Michael McKelvin, a spokesman for the Maryland State Police, ++ said lights and siren are used only when troopers are involved in a traffic stop or responding to an emergency.

The Intrepid One has often seen police cars zap past us with lights flashing only to see them minutes later at a McDonald's or 7-Eleven. No apparent emergency.

And we've also had to tell officers that their lights still are (P flashing when we pulled up next to them at a stop signal. (We can live with this because, like everyone else, officers sometimes are forgetful.)

"But too many [police officers] just use their emergency vehicles to get through traffic, and that's not right," Mr. Goins said. "They are supposed to be the law, and what they're doing is breaking the law."

Highway 'ant colony'

Want to know where, perhaps, the best place is to see your state highway tax dollars at work? Check out roadwork chaos near Pulaski Highway (U.S. 40) and Rossville Boulevard in Rosedale, near Golden Ring Mall.

But let's preface that: Don't go during rush hour. Please.

"It is the most congested area I have ever seen in my life," said Carla Reed, who works in a nearby industrial park. "It's like an ant colony with everyone acting so busy."

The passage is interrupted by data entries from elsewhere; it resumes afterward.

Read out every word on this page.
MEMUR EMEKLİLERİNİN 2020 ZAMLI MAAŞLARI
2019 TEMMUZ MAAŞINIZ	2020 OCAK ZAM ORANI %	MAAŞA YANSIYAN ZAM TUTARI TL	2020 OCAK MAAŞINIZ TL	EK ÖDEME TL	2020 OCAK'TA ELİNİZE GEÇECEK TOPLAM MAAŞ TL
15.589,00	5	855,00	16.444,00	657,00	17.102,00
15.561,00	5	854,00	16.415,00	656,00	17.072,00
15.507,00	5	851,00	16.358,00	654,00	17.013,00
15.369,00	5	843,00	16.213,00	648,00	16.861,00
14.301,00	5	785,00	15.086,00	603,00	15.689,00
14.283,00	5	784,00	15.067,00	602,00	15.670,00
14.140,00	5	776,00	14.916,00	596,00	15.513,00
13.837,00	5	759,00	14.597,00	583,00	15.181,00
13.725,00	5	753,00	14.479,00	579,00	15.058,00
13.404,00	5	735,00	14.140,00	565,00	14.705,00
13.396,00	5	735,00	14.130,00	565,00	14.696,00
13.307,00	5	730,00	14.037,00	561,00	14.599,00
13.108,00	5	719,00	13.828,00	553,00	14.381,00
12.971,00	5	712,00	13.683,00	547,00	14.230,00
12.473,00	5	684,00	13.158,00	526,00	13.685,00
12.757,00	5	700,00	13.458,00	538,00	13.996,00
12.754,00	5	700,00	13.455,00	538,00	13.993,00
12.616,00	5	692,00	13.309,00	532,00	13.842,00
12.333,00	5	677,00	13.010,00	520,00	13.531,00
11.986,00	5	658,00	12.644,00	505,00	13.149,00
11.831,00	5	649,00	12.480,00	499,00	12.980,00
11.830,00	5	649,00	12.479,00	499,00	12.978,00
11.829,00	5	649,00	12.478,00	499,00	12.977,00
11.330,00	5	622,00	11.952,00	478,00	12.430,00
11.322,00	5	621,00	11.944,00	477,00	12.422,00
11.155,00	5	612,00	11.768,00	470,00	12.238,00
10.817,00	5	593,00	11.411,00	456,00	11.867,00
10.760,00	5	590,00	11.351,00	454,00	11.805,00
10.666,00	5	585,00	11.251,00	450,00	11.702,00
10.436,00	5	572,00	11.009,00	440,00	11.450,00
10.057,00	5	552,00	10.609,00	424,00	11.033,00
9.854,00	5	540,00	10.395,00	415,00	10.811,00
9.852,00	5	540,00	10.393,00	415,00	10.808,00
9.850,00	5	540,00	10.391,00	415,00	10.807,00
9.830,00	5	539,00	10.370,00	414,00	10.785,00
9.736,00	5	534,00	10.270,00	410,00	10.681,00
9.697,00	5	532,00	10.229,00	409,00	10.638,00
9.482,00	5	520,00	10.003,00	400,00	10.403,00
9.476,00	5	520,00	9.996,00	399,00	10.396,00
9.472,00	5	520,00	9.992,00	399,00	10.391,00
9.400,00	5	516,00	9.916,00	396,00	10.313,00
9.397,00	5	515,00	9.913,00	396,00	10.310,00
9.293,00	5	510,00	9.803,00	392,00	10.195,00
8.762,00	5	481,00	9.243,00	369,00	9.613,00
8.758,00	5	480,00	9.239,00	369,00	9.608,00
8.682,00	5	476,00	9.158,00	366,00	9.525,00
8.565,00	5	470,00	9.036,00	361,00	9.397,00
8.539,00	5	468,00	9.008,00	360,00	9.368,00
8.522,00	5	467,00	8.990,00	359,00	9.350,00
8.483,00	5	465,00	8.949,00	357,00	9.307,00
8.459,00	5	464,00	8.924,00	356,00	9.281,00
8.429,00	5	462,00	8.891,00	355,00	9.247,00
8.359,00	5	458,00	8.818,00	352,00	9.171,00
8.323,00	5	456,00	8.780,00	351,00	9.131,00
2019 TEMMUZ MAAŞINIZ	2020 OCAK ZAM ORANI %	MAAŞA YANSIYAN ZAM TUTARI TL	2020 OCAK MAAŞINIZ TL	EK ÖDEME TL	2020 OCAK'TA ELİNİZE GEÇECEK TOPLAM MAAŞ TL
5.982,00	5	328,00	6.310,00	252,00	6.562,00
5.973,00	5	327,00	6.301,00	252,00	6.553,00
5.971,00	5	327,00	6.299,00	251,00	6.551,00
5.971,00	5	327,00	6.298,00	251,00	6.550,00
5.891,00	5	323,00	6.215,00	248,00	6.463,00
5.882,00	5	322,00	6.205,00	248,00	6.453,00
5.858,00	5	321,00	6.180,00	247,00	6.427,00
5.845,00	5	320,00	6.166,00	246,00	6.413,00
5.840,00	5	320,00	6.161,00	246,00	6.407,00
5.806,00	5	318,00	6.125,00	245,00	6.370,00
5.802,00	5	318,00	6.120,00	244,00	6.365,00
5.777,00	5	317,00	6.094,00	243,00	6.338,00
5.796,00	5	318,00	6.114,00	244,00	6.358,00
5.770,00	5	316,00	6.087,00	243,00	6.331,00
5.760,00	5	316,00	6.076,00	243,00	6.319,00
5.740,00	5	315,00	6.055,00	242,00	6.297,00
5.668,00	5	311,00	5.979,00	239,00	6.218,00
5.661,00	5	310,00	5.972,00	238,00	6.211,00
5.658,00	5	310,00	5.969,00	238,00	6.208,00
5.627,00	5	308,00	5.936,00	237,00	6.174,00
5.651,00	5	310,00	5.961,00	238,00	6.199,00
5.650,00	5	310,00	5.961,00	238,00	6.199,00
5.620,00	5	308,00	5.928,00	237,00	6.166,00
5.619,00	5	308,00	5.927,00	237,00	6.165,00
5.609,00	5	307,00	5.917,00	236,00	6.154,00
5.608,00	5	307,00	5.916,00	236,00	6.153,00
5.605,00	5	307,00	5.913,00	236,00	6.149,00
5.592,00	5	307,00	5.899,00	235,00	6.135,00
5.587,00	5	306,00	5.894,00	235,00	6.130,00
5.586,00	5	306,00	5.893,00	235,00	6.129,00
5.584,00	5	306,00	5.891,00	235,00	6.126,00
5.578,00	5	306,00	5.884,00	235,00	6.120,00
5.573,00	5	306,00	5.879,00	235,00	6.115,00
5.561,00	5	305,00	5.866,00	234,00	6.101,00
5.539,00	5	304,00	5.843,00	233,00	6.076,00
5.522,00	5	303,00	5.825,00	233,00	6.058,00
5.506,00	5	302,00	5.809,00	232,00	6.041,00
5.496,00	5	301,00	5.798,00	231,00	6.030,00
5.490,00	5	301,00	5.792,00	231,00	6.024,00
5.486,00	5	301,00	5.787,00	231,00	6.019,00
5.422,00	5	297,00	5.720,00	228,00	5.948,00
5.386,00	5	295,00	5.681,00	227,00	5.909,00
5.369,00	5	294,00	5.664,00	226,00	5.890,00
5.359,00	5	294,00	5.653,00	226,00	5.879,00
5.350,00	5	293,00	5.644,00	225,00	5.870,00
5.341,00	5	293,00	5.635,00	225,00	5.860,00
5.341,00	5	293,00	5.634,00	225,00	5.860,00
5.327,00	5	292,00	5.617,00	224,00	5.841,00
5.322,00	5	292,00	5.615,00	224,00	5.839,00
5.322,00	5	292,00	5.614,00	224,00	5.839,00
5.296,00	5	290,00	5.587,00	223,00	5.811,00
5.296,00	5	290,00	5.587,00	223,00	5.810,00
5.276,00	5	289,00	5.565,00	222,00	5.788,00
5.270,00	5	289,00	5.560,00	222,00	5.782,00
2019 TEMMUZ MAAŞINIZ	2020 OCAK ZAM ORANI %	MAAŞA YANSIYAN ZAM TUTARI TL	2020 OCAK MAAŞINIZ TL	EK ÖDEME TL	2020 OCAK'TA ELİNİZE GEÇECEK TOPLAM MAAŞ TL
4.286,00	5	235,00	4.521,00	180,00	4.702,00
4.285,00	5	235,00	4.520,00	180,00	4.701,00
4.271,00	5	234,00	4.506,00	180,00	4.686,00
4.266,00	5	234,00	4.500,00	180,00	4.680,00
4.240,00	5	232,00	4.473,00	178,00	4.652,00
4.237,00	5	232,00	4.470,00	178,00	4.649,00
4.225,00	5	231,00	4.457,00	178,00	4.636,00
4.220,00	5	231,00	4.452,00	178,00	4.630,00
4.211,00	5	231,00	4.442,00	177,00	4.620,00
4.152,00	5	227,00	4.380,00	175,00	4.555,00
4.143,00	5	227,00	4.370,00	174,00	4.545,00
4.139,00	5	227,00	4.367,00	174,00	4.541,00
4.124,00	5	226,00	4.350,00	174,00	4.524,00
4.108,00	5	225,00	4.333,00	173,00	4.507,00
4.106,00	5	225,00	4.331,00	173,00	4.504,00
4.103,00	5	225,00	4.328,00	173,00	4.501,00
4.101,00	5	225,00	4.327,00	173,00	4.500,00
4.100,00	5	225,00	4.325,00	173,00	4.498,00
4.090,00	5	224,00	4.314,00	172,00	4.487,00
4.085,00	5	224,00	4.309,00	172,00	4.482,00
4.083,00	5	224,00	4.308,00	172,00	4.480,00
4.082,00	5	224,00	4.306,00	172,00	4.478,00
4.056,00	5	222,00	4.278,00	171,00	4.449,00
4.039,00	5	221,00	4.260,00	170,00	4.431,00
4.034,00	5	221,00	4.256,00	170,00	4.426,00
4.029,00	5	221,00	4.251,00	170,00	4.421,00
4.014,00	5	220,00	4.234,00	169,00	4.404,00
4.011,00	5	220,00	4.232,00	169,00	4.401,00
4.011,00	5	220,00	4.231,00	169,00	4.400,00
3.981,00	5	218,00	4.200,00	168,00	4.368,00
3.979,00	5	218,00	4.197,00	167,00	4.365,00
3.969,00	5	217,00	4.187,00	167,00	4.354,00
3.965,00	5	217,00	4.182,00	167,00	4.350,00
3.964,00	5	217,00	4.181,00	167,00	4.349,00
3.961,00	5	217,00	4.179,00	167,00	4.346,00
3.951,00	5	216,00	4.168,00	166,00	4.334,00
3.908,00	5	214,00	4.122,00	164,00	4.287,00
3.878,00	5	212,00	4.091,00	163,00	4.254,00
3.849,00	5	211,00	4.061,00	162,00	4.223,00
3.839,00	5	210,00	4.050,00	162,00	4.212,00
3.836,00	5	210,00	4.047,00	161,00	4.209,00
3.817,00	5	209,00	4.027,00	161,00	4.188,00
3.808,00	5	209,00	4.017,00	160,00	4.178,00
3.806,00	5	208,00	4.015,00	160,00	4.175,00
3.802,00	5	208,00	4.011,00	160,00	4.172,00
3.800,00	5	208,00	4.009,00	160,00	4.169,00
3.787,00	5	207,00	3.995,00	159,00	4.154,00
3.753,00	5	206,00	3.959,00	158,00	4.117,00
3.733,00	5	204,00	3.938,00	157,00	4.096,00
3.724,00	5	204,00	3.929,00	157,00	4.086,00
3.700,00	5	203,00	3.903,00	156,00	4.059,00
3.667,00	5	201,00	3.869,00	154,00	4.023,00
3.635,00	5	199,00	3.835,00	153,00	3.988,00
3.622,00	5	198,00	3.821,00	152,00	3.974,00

In the area, you'll find construction at Philadelphia Road and Rossville Boulevard, at Rossville Boulevard and Pulaski Highway, and at the Baltimore Beltway just off Pulaski Highway -- all within a quarter-mile.

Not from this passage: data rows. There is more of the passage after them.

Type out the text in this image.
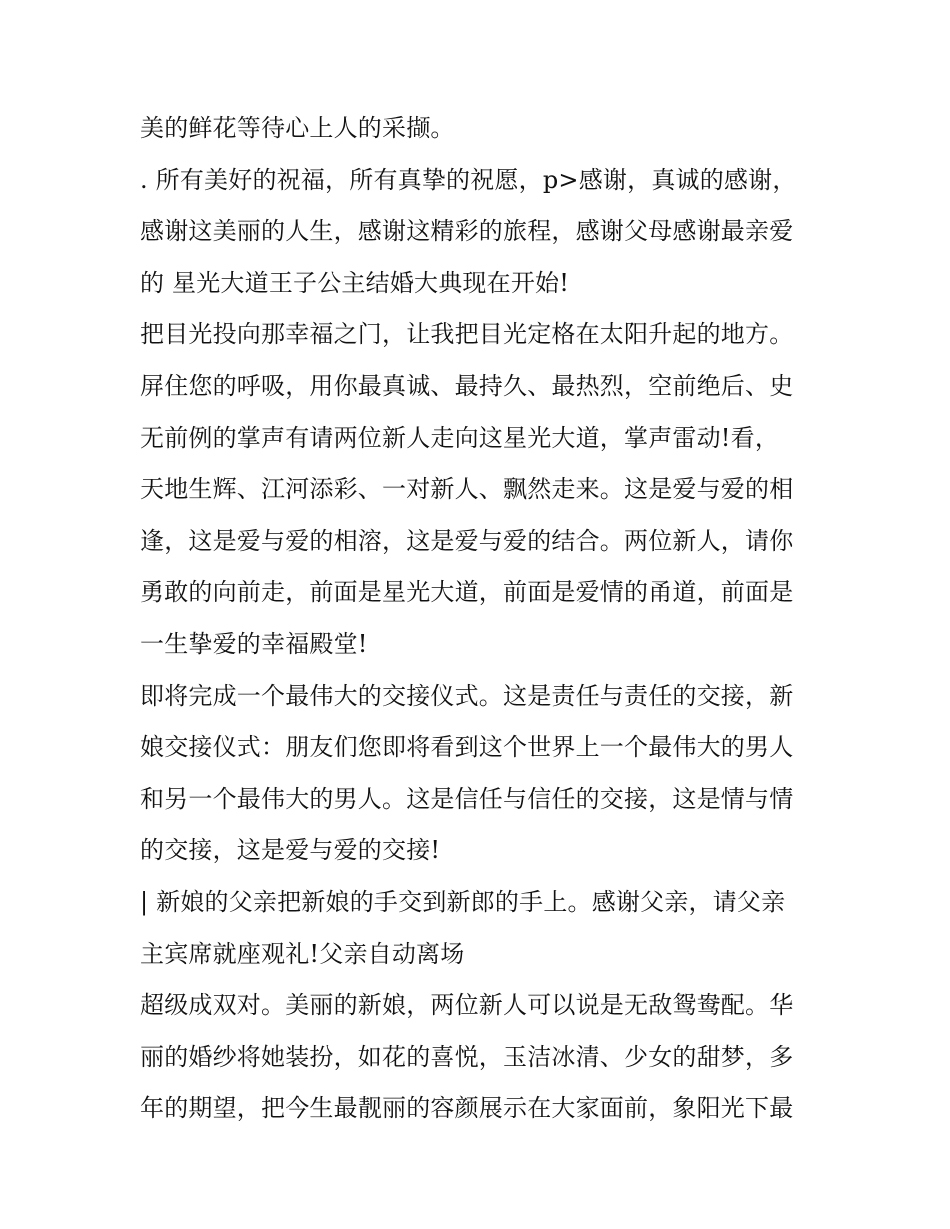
美的鲜花等待心上人的采撷。
. 所有美好的祝福，所有真挚的祝愿，p>感谢，真诚的感谢，
感谢这美丽的人生，感谢这精彩的旅程，感谢父母感谢最亲爱
的 星光大道王子公主结婚大典现在开始!
把目光投向那幸福之门，让我把目光定格在太阳升起的地方。
屏住您的呼吸，用你最真诚、最持久、最热烈，空前绝后、史
无前例的掌声有请两位新人走向这星光大道，掌声雷动!看，
天地生辉、江河添彩、一对新人、飘然走来。这是爱与爱的相
逢，这是爱与爱的相溶，这是爱与爱的结合。两位新人，请你
勇敢的向前走，前面是星光大道，前面是爱情的甬道，前面是
一生挚爱的幸福殿堂!
即将完成一个最伟大的交接仪式。这是责任与责任的交接，新
娘交接仪式：朋友们您即将看到这个世界上一个最伟大的男人
和另一个最伟大的男人。这是信任与信任的交接，这是情与情
的交接，这是爱与爱的交接!
| 新娘的父亲把新娘的手交到新郎的手上。感谢父亲，请父亲
主宾席就座观礼!父亲自动离场
超级成双对。美丽的新娘，两位新人可以说是无敌鸳鸯配。华
丽的婚纱将她装扮，如花的喜悦，玉洁冰清、少女的甜梦，多
年的期望，把今生最靓丽的容颜展示在大家面前，象阳光下最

"Improvements" being made at Rossville Boulevard and Philadelphia Road include adding left-turn lanes on northbound Rossville Boulevard and on westbound Philadelphia Road; the Beltway is being widened; and both directions of Pulaski Highway just before Rossville Boulevard are being widened over Stemmers Run.

Needless to say, the construction makes commuting fun.

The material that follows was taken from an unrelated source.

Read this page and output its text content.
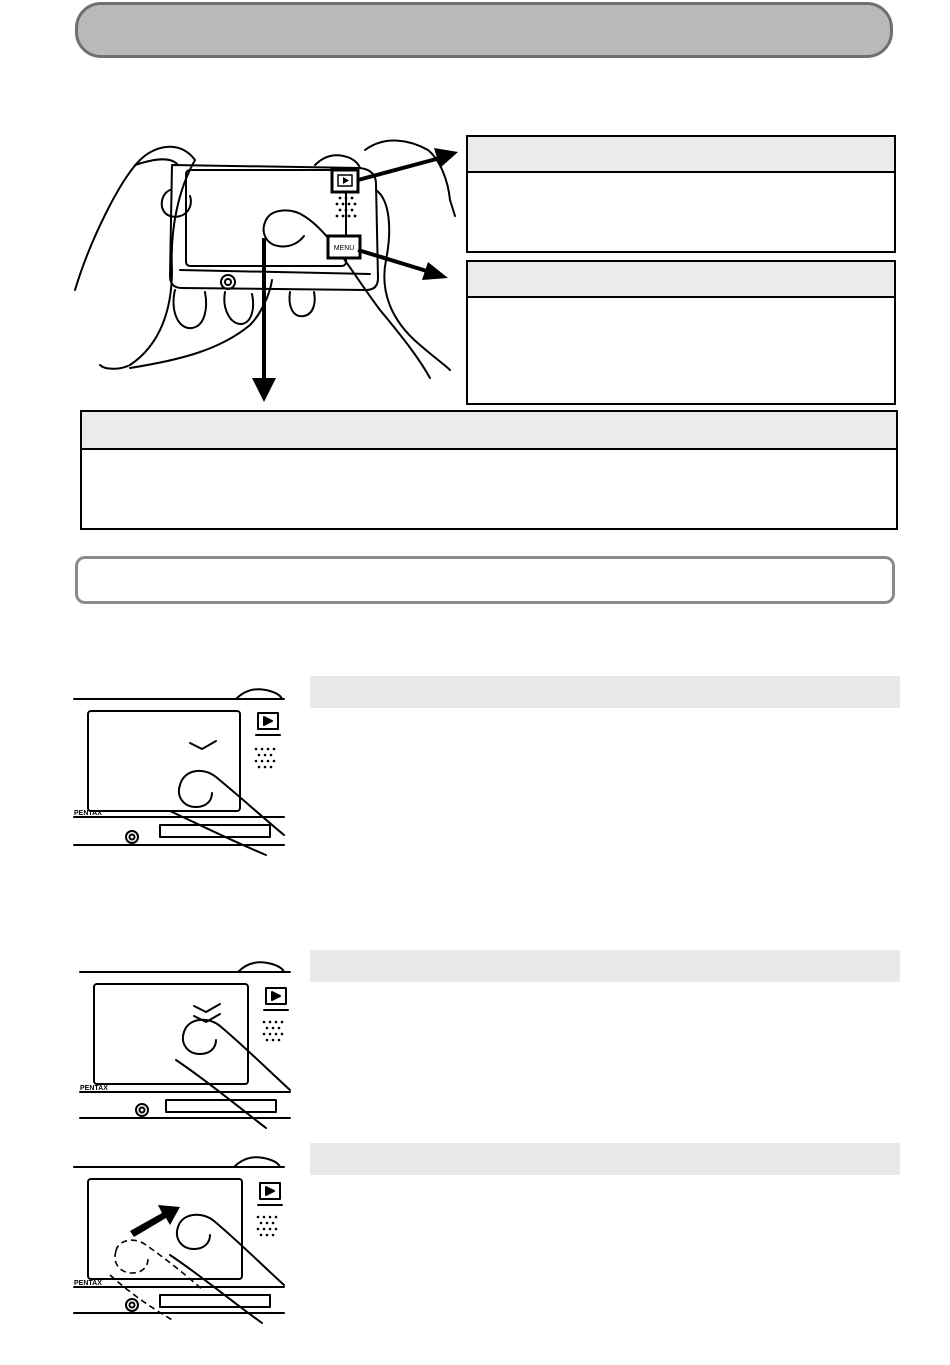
MENU
PENTAX
PENTAX
PENTAX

"It's gridlock and a lot of it," Ms. Reed said. "Traffic slows almost to a crawl sometimes. My car can't take anymore."

But, looking on the bright side, we've never seen as many traffic cones set up in one place before.

By the way, the entire project costs in the neighborhood of $11 million, according to Chuck Brown of the State Highway Administration.

Stranded in the dark

We wrote two weeks ago about stranded motorists being passed by police officers on patrol. Needless to say, we got a load of mail and stories of similar incidents.

One motorist, who asked not to be named, said he had a flat tire on the Beltway and that a state trooper stopped and took him to the nearest exit, Stevenson Road (Exit 21C).

It was very dark, about midnight, and, the motorist said, he was taken to a pay telephone.

"I asked him if he was going to wait, and he said 'no' and took off. It was dark, and I couldn't even see the numbers to make the phone call," the motorist said. "When I finally did get through to the operator, I had to walk back out Stevenson Road, down a ramp and a quarter-mile back to my car, alone."

State police spokesman Michael McKelvin said troopers are obligated to assist motorists by calling assistance for them or taking them to a telephone. Depending on how busy it is and whether the motorist requests a return trip, the trooper may or may not take the motorists back to their cars, he said.

"But certainly we would not want to leave them in any danger," Mr. McKelvin said.

Hitchhiking in the city

While riding on Edmondson Avenue in West Baltimore last week we saw something we hadn't seen in the city in years: a hitchhiker.

But it wasn't just a hitchhiker; it was a hitchhiker with two suitcases and a sign advertising his destination as Washington. (We assumed it was Washington, D.C., and not the state.)

Crime being what it is and hitchhiking being illegal in the city, hitchhiking is not the smartest thing to do. He was heading west, and we were eastbound. When we returned about two hours later, he was gone. Hope all went well.